Perrin went on to add that after a fall in 2016 non-OPEC production is up again. Moreover, US production is increasing thanks to unconventional oil (shale oil and tight oil) and this trend is a serious threat for OPEC, the expert believes.
“I think that the organization is well aware of the market situation, of the benefits of cooperation and of the risks ahead. My feeling is that OPEC will extend its production reductions beyond the end of March 2018 and it would be a very good decision in the present market configuration,” he said.
He noted that basically there are two options for this extension: until the summer of 2018 or until the end of 2018.

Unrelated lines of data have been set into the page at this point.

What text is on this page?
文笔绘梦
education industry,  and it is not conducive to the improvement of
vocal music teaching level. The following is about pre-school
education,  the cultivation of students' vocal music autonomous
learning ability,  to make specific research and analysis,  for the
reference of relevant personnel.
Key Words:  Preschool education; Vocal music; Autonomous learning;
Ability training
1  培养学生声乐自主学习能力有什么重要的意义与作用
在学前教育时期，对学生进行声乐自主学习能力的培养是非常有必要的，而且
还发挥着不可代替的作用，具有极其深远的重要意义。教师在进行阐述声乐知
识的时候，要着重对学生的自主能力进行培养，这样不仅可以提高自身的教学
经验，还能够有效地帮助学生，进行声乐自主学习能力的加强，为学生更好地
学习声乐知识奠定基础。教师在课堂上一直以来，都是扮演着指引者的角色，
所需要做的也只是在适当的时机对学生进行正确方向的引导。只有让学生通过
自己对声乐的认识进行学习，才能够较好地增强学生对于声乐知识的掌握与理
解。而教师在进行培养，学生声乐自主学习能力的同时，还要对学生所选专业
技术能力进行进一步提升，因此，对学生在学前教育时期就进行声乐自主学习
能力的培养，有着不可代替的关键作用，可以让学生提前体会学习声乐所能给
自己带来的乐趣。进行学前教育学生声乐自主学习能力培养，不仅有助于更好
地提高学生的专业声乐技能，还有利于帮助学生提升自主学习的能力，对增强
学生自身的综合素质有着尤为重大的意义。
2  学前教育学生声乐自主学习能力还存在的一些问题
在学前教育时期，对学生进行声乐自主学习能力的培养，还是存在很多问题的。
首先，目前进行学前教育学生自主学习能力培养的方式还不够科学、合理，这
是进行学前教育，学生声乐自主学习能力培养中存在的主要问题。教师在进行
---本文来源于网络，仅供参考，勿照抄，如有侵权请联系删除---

“Frankly, the second option would be the best one in order to send a strong message to the markets. But it is clearly not a done deal. Russia seems very cautious on this point and some Russian oil companies prefer the first option. There is some real suspense on this count for the next few days before the meeting of the OPEC Ministerial Conference in Vienna,” Perrin believes.
Another interesting issue, according to the expert, is the implementation of OPEC decisions.
“The average conformity level is very high but several member countries do not respect their quotas. This situation can and must be improved,” he added.
As for the possibility of considering oil export quotas along with production, the expert said it would make sense but OPEC has a long record discussing production quotas and not export quotas.
“I do not see any change on this point in the near-term, and probably also mid-term, future. The rationale is that if a country decides to reduce its production it will normally also reduce its exports because the priority is first to meet its national demand,” he concluded.